Michael Tidd, deputy headteacher of Edgewood Primary and Nursery School in Hucknall, Nottinghamshire, has used social media to encourage teachers to respond to the consultation. In his blog he describes the performance descriptors as a “disaster”, saying they are vague and unhelpful and will recreate the system of levels by another name.

And although the aim of introducing the descriptors was to provide a national standard, Mr Tidd told TES that assessing pupils would require subjective judgements. For example, when assessing Year 6 writing, teachers would need to decide whether a child could “suggest” or “propose” changes to vocabulary - “suggest” is below national standard and “propose” is working towards national standard, he said.

Below, Mr Tidd and other primary school experts give their reaction to the consultation, which ends on 18 December.

The expert view

Michael Tidd, deputy headteacher of Edgewood Primary and Nursery School in Hucknall, Nottinghamshire:

Schools were finally beginning to think about a world after levels, and then these descriptors come along.

Even those who would have been happy to keep levels seem to be of the view that these statements are worse. Rather than dealing with five or six levels across primary school we could end up with four or five for every year group.

Probably the reason we’ve got these descriptors is not for educational reasons but for accountability reasons. Frankly, I think that’s the cause of most problems in education now.

I’d much rather see Ofsted responsible for accountability, underpinned by proper inspection, looking at real evidence and making judgements about quality of provision.

As it is, the performance data systems suggest that the Department for Education doesn’t trust Ofsted to do that, or that it thinks Ofsted can only make judgements if that data is there to base them on (as schools suspect currently happens).

John Viner, primary school improvement adviser, Kent:

The descriptors, which are taken from the programmes of study, reinforce the ambitions of the government to produce a more rigorous and more challenging curriculum. The whole point of the new curriculum is to study fewer things at greater depth.

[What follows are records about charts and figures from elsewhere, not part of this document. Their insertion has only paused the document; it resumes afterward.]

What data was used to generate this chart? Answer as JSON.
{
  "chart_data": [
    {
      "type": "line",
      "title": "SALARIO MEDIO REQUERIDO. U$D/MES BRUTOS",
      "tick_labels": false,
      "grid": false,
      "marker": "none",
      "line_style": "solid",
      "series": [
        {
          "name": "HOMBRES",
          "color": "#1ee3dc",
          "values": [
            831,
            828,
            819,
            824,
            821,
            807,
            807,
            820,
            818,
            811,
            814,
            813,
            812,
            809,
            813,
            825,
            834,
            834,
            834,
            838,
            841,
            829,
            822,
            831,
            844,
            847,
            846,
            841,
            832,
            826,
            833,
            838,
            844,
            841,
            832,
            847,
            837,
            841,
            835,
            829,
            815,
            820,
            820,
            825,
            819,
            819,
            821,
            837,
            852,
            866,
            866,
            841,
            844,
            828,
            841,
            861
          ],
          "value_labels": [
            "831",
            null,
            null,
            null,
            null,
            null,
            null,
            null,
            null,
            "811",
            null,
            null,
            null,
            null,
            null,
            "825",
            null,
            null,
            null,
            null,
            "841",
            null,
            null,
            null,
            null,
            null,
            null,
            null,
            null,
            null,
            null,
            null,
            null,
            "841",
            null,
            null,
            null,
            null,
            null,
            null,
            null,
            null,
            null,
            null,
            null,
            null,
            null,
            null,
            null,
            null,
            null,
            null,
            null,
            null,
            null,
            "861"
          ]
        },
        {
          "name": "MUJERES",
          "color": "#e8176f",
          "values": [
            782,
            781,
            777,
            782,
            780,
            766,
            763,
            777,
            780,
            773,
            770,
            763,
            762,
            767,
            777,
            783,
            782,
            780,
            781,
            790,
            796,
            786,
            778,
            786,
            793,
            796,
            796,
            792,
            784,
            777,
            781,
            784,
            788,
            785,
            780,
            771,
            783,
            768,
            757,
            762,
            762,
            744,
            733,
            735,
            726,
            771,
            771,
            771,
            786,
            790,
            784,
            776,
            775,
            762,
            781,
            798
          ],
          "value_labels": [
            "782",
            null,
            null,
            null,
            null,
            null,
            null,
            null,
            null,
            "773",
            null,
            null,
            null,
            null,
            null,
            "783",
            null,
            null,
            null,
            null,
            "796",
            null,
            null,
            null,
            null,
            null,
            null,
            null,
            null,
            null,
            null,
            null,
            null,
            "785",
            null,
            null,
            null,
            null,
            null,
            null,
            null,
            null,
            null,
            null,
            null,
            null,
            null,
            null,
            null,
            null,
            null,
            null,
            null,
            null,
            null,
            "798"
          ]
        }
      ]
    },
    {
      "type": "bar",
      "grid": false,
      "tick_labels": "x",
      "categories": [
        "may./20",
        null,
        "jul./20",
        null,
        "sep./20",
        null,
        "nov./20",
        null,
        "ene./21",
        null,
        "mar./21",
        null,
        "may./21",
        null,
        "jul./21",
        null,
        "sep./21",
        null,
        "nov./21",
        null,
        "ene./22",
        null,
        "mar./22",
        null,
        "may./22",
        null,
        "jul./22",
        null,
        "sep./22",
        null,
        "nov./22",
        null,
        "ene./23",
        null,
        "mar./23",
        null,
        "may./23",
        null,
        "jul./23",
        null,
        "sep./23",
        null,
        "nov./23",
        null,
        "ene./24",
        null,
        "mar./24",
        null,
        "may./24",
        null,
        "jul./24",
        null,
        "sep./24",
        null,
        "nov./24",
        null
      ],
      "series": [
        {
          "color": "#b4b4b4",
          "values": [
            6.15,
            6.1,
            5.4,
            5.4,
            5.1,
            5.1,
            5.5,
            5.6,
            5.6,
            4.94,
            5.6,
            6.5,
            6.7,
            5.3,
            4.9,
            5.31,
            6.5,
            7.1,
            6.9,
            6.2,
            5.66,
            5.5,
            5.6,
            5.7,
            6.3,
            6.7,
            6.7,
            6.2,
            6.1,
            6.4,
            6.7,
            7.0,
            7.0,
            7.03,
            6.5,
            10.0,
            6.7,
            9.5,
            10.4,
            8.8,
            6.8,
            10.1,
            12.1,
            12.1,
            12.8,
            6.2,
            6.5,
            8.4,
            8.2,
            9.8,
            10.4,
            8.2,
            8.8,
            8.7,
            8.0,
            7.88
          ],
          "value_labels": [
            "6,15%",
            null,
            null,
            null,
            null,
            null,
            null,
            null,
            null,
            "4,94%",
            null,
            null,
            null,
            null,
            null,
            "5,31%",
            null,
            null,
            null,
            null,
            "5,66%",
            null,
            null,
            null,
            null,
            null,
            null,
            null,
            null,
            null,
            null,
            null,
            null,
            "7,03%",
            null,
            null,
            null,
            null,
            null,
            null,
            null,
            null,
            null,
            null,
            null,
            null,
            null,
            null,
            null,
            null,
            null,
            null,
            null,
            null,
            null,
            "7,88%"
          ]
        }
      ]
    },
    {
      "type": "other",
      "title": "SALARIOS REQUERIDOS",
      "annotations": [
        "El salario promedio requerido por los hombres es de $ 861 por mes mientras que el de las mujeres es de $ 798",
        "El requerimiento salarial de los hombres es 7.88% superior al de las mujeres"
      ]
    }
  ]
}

But I think the profession is struggling to change its thinking away from levels. Levels didn’t really represent what a child was capable of, but these descriptors don’t work.

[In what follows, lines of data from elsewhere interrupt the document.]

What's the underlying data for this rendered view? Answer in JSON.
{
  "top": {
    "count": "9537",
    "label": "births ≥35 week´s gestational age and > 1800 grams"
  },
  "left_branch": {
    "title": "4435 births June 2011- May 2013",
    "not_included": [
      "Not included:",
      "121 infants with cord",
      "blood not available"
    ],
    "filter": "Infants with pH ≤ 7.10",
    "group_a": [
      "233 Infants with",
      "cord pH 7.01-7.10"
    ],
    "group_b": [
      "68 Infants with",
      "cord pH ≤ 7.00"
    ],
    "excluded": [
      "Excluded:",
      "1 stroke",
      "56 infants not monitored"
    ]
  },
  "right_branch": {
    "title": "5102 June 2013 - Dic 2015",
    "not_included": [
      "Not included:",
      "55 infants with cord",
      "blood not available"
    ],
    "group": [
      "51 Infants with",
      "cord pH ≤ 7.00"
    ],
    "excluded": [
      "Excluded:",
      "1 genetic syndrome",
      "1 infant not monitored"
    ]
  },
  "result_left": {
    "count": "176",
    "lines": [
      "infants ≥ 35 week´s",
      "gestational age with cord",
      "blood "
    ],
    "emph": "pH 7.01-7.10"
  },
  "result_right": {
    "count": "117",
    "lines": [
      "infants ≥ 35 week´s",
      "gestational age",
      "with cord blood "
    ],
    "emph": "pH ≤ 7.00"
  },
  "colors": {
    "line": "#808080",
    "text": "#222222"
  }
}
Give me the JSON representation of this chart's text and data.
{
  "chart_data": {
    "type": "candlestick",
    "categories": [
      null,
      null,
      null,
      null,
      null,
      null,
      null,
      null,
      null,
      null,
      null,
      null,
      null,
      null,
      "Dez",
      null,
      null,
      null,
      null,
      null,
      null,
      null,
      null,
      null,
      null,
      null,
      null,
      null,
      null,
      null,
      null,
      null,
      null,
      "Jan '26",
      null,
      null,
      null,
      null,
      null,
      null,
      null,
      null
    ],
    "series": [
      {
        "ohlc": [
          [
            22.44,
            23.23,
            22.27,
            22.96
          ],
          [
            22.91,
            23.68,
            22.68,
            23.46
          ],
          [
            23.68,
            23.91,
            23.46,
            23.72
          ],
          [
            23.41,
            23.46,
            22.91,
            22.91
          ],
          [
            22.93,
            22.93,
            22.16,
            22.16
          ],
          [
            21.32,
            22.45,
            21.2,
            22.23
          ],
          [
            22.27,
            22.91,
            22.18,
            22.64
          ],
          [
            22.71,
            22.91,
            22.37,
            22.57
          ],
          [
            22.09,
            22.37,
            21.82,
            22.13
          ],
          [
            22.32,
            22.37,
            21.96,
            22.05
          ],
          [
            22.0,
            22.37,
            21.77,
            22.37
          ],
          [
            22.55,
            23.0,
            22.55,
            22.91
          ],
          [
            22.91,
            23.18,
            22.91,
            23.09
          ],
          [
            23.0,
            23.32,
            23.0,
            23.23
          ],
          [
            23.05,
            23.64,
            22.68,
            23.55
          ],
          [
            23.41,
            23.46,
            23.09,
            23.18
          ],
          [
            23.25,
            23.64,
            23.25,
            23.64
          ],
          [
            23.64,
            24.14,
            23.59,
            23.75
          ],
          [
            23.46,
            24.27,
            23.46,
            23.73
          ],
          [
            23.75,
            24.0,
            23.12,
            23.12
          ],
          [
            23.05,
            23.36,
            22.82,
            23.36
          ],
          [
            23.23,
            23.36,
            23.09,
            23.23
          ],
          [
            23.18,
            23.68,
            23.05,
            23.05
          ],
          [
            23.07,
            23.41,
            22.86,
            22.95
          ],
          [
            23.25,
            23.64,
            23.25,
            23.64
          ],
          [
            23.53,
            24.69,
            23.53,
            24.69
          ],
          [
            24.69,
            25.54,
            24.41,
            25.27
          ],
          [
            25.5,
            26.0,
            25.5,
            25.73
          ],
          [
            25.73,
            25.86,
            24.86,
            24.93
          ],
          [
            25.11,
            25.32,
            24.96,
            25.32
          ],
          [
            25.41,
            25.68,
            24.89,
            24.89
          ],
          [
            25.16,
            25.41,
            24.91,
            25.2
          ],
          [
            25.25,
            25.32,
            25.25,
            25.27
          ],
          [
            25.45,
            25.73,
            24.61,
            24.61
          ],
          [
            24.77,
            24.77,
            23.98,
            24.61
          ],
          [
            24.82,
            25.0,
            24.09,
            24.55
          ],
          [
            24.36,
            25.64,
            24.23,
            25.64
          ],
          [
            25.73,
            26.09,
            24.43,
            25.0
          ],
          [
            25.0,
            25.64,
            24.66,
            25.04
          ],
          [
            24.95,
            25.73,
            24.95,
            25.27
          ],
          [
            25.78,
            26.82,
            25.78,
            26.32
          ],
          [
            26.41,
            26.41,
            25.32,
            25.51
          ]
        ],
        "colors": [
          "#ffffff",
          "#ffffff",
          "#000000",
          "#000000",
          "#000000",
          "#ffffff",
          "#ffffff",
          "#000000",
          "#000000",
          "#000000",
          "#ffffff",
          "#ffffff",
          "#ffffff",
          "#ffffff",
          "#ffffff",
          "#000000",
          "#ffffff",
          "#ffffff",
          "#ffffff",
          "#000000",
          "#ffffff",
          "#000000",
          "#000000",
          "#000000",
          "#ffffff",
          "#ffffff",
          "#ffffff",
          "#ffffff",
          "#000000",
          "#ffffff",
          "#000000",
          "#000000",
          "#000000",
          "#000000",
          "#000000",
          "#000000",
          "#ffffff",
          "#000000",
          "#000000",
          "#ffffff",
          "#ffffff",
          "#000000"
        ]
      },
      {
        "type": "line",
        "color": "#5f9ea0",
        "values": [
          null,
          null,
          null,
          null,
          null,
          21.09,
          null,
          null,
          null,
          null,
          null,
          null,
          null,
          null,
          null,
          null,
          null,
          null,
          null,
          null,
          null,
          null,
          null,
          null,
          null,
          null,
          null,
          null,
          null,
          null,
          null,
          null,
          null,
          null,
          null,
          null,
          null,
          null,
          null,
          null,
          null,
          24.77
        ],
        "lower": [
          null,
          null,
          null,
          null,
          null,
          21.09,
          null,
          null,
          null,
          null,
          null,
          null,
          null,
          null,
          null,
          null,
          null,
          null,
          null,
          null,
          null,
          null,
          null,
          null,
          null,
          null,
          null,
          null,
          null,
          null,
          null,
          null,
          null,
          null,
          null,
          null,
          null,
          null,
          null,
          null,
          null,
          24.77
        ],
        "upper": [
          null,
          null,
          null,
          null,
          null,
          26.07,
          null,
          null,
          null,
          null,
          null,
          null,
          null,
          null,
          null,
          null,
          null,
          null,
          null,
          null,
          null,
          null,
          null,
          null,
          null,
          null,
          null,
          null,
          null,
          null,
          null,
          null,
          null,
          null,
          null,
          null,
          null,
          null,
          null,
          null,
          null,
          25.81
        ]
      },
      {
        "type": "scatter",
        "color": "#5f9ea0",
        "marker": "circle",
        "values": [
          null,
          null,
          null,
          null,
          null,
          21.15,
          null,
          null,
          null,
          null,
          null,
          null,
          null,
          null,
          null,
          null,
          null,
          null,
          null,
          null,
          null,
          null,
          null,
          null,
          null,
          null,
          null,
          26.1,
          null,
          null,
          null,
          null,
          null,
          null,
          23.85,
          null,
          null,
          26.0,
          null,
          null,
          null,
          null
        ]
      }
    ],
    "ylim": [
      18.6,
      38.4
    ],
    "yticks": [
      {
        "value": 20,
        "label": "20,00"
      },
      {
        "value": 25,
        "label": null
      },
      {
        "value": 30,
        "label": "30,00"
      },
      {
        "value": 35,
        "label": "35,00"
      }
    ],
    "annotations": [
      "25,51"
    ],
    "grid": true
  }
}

I think the standards need to be consistent across all subjects, otherwise it’s futile. Schools will struggle to make sense of this when key stage 1 looks like this and KS2 doesn’t. I’d go for five standards: below; towards; at; above; mastery.

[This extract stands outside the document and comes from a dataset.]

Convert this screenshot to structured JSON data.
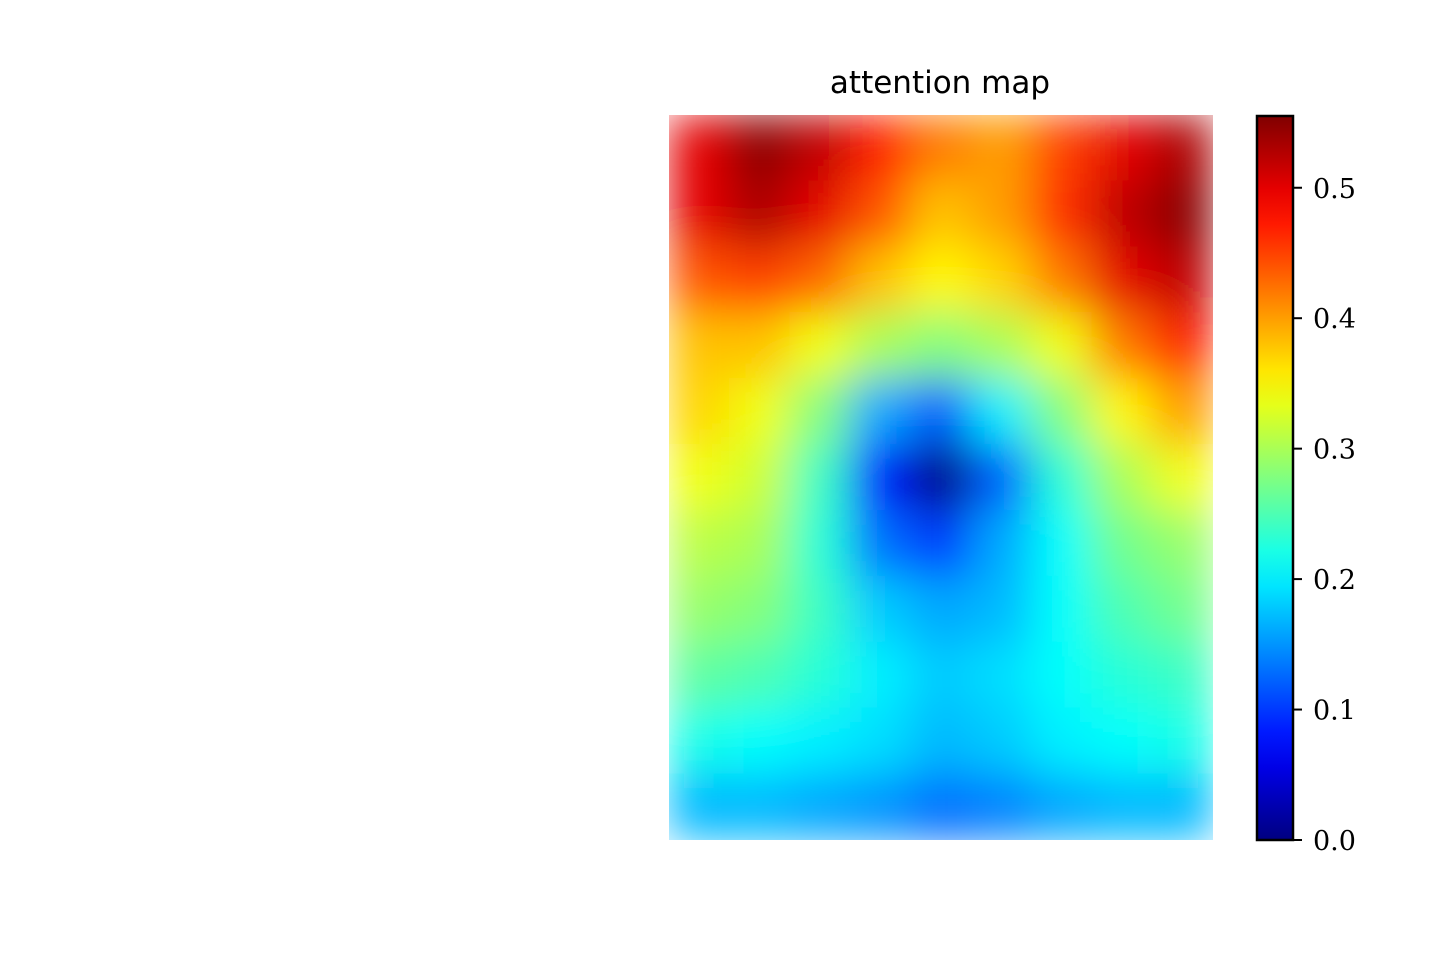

I’m hoping the number of elements in each standard won’t become a tick-list because that would return us to the worst days of 1990. The consultation responses may tease it out and thin them down a bit.

I think we’re on the edge of something exciting and we need to grasp this opportunity. We have got to take ownership of this as a profession. We can do it - I’m very optimistic.

Alex Hurle, former primary teacher and curriculum adviser with consultancy B Squared:

I don’t understand the rationale behind having four different standards for most subjects at the end of KS1 but assessing children only as passing or failing the national standard at KS2. I don’t think it will help parents or pupils to understand where they are going.

It needs some joined-up thinking. If a child is at mastery standard at the end of KS1 in maths then you want them to be mastery standard at the end of KS2, but that level does not exist. If they are “mastery” in writing at the end of KS1, they could make good progress but dip down to “above national standard”. It’s not uniform.

In schools, there is a lot of emphasis on feedback for children to help them take ownership of learning, and that’s why levels to some degree made sense. They were not perfect, but you were able to show a child what they needed to do to progress.

Now children are going to be described as “below national standard” - that is a demeaning way to describe them.